Determined to overturn the election game orchestrated by Soon-tae, Hae-woong obtains a classified document containing redevelopment plans for the Busan area. With the help of action-driven gangster Pil-do, he secures the funds needed for his campaign and enters the election as an independent candidate, gaining momentum.
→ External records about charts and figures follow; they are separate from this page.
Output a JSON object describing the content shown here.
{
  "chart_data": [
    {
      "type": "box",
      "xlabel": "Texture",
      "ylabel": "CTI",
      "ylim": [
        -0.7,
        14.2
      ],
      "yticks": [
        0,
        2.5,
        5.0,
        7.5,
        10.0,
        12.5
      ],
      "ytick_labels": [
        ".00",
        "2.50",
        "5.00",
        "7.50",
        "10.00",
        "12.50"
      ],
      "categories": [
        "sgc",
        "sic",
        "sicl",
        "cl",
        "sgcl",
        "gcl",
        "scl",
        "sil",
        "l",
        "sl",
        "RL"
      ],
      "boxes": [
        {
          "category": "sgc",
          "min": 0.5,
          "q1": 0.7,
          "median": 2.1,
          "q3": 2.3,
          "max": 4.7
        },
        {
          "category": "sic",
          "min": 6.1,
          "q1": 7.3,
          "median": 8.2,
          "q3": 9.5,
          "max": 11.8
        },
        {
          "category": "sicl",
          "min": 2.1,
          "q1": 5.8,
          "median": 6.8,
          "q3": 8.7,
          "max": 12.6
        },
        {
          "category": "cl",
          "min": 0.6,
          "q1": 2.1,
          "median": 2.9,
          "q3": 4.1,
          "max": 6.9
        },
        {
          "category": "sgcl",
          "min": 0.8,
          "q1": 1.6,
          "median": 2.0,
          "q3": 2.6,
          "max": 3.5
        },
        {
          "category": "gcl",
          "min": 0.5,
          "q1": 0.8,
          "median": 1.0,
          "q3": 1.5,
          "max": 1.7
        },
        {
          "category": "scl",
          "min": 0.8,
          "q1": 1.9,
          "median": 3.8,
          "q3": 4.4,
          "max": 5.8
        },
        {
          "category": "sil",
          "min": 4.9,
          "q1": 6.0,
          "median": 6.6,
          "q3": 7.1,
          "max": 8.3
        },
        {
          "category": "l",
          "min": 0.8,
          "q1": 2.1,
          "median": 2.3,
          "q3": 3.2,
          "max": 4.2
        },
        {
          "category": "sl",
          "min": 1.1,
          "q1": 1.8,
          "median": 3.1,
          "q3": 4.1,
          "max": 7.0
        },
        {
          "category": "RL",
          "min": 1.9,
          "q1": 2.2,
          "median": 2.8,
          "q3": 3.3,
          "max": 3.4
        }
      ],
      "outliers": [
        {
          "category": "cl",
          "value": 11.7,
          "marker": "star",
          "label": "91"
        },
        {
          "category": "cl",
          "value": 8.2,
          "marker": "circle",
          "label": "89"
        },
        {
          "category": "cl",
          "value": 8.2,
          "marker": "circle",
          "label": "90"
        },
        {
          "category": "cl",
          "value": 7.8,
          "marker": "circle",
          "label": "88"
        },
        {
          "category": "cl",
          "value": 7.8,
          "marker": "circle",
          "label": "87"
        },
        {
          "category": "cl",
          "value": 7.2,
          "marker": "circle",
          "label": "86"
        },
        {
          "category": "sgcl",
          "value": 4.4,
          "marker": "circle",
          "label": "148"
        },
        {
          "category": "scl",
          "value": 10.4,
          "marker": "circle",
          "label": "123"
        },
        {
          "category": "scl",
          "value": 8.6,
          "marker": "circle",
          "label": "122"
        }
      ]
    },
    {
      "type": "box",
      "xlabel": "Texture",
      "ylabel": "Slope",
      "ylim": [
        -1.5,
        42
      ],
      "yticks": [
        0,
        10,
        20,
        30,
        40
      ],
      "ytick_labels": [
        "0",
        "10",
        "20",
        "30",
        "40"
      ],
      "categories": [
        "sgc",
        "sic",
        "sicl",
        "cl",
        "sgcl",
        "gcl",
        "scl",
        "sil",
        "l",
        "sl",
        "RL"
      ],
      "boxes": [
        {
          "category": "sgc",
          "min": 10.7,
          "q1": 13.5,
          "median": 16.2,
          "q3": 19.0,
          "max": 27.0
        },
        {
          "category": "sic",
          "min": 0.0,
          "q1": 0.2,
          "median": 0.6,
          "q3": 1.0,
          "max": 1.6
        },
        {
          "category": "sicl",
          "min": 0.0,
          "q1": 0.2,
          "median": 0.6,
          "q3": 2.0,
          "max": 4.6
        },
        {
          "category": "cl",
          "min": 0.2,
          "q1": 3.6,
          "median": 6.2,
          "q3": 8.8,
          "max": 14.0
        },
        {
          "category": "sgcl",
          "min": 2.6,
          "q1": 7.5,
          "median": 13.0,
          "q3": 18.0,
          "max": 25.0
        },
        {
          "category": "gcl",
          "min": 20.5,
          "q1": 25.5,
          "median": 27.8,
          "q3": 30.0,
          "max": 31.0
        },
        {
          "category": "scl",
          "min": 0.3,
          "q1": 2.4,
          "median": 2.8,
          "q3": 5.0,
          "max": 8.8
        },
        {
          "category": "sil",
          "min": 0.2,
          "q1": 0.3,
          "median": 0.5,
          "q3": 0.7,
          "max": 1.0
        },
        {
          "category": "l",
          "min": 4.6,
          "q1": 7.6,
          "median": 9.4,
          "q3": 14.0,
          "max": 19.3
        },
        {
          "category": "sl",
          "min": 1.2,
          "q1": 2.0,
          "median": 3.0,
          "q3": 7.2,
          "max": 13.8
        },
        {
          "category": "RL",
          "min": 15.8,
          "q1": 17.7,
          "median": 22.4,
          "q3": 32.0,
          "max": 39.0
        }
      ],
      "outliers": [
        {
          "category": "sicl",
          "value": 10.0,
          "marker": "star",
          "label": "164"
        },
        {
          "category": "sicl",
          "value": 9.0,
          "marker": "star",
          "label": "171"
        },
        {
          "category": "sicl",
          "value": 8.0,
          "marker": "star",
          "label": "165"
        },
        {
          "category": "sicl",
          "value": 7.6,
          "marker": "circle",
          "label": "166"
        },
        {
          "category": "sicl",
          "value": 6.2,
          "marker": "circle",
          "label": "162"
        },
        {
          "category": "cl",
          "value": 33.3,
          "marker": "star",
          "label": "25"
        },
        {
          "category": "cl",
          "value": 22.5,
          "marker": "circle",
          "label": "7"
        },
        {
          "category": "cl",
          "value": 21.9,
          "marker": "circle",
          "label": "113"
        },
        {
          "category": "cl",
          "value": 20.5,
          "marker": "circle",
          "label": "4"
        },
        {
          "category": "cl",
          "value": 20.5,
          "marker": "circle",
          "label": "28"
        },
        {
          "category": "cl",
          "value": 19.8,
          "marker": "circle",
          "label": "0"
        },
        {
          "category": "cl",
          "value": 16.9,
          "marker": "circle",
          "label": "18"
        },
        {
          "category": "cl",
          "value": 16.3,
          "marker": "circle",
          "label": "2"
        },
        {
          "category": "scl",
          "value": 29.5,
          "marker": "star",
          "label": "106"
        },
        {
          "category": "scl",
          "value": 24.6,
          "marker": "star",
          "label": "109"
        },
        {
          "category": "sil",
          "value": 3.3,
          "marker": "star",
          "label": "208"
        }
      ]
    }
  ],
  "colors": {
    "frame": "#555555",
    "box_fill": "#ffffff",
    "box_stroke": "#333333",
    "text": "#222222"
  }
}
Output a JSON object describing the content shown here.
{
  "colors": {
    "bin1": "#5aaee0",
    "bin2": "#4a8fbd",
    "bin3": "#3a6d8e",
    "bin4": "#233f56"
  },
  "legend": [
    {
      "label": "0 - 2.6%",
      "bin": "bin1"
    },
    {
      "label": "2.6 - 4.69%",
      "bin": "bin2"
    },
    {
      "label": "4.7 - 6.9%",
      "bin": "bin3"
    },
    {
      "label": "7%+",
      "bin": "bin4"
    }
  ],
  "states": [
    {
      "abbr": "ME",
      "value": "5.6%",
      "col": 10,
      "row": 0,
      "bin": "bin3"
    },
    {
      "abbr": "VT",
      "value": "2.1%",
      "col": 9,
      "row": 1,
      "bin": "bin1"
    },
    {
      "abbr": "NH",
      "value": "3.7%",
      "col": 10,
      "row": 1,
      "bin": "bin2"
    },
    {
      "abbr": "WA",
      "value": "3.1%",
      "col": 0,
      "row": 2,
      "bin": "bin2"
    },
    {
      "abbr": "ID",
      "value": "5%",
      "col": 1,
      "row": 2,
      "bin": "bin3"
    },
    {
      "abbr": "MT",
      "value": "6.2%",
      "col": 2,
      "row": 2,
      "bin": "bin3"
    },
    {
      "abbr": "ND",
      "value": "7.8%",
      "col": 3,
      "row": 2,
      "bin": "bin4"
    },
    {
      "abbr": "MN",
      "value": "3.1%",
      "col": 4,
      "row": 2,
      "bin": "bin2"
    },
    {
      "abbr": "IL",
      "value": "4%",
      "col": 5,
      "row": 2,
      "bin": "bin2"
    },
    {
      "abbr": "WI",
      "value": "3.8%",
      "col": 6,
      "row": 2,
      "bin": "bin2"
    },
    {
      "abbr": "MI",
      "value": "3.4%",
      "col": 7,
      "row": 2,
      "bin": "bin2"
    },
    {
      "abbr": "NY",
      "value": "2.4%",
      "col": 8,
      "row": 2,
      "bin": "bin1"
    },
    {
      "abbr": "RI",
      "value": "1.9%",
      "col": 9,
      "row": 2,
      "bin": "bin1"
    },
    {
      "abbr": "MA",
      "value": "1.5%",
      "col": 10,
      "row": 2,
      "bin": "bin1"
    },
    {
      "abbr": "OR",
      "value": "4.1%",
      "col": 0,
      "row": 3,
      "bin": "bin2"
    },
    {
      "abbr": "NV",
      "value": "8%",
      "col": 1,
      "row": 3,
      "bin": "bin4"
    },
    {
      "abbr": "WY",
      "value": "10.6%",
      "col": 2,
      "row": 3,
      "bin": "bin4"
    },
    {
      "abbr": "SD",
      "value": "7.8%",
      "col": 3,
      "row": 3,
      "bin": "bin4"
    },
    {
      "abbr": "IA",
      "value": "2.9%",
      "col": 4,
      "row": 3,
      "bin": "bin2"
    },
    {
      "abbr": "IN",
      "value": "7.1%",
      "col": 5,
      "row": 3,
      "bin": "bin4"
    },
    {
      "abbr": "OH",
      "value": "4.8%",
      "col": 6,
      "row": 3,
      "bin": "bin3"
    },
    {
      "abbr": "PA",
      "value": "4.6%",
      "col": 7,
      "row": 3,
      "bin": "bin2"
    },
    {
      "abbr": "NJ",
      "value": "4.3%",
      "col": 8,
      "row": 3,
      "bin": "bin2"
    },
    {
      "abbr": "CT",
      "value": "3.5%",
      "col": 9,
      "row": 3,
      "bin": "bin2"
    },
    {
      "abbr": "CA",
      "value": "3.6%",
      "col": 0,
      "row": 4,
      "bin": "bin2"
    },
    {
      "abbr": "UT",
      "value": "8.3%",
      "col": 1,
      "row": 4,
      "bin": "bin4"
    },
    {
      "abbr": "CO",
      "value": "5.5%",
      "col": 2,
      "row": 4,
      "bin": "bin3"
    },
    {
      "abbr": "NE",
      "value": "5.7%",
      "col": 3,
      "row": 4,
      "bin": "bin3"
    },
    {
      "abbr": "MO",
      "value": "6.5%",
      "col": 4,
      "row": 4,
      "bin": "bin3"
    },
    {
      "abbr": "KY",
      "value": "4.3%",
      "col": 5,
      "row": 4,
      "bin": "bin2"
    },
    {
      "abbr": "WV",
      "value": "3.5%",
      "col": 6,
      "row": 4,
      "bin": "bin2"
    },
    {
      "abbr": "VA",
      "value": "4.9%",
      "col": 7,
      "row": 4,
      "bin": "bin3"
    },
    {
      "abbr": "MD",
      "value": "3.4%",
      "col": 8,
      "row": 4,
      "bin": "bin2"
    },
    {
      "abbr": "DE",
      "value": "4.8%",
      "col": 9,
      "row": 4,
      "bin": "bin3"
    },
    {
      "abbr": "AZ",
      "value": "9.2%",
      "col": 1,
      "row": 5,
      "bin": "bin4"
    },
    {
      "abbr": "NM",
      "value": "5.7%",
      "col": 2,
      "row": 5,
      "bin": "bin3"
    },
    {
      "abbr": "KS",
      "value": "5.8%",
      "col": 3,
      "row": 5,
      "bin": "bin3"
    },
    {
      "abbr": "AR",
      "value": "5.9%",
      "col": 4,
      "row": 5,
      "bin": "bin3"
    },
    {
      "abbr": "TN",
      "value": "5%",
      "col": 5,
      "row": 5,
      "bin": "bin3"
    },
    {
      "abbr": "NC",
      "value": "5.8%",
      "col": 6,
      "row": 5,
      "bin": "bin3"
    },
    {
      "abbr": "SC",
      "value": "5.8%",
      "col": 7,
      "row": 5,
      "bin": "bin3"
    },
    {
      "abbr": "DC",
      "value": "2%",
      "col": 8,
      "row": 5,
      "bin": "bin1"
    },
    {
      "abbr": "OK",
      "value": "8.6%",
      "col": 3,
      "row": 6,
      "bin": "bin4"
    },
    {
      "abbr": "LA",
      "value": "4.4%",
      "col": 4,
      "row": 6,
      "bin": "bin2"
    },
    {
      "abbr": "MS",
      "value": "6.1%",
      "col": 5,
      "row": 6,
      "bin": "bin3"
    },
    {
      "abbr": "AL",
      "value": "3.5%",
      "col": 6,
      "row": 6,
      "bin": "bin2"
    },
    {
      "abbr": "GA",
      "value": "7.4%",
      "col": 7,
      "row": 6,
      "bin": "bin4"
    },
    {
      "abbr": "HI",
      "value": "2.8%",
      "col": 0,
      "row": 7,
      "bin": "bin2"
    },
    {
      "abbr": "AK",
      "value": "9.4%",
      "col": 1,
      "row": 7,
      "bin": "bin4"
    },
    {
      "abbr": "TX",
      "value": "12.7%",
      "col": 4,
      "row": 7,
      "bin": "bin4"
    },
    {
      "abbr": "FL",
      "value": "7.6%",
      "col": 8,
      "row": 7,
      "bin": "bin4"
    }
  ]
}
But Soon-tae learns of the secret document in Hae-woong's possession and begins to tighten the noose around him, leading to an escalating battle of wits and power.

== Cast ==
- Cho Jin-woong as Jeon Hae-woong
- Lee Sung-min as Kwon Soon-tae
- Kim Mu-yeol as Kim Pil-do
- Son Yeo-eun as Sang-mi
- Kim Min-jae as Jang-ho
- Won Hyeon-jun as Jeong Han-mo
- Park Se-jin as Dan-ah
- Kim Yoon-seong as manager of Park
- Lee Sang-won as Chief Ahn
- Yoo Seung-mok as Ahn Gyu-hwan
- Choi Min-cheol as manager

== Production ==
Principal photography began on April 30, 2020.

== Release ==
The film made its world premiere at the 25th Fantasia International Film Festival on August 7, 2021. The film also invited to the 41st Hawaii International Film Festival in November 2021 and the 20th Florence Korean Film Festival in April 2022.